If the three other Gospels – Matthew, Mark and Luke – are about telling Jesus’ story as a human baby born to a human woman in a difficult world, this gospel, this Gospel of John, is about telling Jesus’ story as a divine being come down from heaven. It is about where and why Jesus came from. Yes, Jesus was human, but before he was human, he was part of the Godhead, and he was part of it always, for eternity.
And the beautiful thing is that Jesus is not only God come to earth, he is also the representation of God-Who-Is-Word continuing to exercise that creative energy. God-Who-Is-Word created the earth, but when Jesus comes, he re-creates the world with a new life, a new energy. He is not simply a representative sent to help us understand who God-Who-Is-Word is, he is himself God-Who-Is-Word in human flesh, and he continues that work of creation by transforming us, redeeming us.
But what happens? John foreshadows the whole of Jesus’ story by telling us that “he was in the world, and the world came into bring through him yet the world did not know him.”
How could they know him, if they would turn away from him and cause his death?
But not all turned away. Some accepted him and his teachings. Some heard him and said “Word!” They came to know the God-Who-Is-Word, and became children of God-Who-Is-Word.
And the result of the presence of Jesus, that little baby that we have sung about, that creative man who was the only son of God-Who-Is-Word, was the best thing: glory.

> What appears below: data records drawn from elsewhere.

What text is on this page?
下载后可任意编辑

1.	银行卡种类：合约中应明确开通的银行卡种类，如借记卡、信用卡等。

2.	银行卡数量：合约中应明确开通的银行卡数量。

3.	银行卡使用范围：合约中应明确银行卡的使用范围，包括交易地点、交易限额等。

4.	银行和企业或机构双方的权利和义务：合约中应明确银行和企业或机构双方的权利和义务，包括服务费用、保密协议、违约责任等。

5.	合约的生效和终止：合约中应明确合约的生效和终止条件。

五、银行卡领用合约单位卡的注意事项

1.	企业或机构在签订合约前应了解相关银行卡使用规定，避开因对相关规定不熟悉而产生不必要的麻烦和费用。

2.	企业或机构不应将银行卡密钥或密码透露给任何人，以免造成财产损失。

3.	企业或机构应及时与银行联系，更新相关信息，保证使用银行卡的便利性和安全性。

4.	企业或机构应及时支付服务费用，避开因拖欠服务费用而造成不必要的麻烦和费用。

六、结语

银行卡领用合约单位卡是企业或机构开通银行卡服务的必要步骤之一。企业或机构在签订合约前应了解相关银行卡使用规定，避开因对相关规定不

Because of this Son of God-Who-Is-Word, John tells us “we have seen his glory, full of grace and truth.”
Words have power. The young peoples’ use of the exclamation “Word!” reminds us that there is nothing that carries so much power, so much creative energy. Words are full of possibilities. Jesus, who is the Word, opens our minds and hearts to the infinite possibilities of our lives and of what can happen through God-Who-Is-Word.
So today, on this day when we open gifts that we offer each other, we are reminded to remember that the most valuable gifts came to us not last night, not this morning, but over two thousand years ago. A baby, not gift-wrapped but aglow with that energy that is the Word made flesh. This is the gift, the Word made flesh who dwells among us, and we are surrounded by his glory. Word!